COMP555 is organized as a research seminar, where students read and present primary research literature in an area of their choice under the guidance of an expert in the field from the TCS @ Liverpool group.

Module coordinator: Sebastian Wild  
Please get in touch for any organizational questions.

COMP555 students each have an individual topic and instructors; instructors will suggest a list of suitable topics. A project could be a collection of papers that will allow the student to learn about a specific area of TCS and start to gain some expertise there. Students will read those papers, supported by their instructor, and prepare a presentation and a written report.

The presentation will be geared towards the other students on the module and will ideally be held face-to-face. If the number of presentations would become unmanageable for the entire cohort to attend, the cohort will be split into groups.


The main aim of this module is to lay a strong foundation for research in a field of theoretical computer science and to enable students to meaningfully engage with primary research literature. This is done through reading primary research articles under the guidance of an instructor and through disseminating the content of these articles both in the form of a written survey as well as a research talk to peers.

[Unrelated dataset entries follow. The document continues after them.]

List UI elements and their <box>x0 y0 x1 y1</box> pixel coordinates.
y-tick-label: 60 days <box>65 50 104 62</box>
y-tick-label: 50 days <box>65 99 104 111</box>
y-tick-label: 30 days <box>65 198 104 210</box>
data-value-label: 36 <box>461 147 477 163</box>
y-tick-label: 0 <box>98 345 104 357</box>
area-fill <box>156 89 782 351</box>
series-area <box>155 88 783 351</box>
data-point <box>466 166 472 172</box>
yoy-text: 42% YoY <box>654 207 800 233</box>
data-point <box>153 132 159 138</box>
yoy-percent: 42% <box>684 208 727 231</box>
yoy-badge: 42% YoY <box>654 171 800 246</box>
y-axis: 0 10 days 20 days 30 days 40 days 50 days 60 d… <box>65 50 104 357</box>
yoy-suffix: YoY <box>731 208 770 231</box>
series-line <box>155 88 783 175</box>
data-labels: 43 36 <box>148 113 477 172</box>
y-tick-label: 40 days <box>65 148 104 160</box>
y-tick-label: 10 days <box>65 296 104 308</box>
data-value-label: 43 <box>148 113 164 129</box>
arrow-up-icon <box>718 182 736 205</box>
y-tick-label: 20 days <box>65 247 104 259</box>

This module builds on the subject foundation from undergraduate and Semester 1 modules to allow students to access, understand, and communicate primary research literature in theoretical computer science.


There will be a short introductory tutorial session covering:

  1. Organisation of the module
  2. Review of key (online) tools for literature work
  3. Research venues and publication culture in TCS
  4. Primer to academic writing using LaTeX

The main part of the module consists of independent work on research articles, supported by an academic of the department. When suitable, there will be additional small group tutorials discussing progress and sharing intermediate findings. Towards the end of the term, there is a joint seminar with presentations.


There will be a research presentation (CA1, 40%) and a written report (CA2, 55%), as well as a participation mark (CA3, 5%) for good engagement with the presentations of other students of the cohort.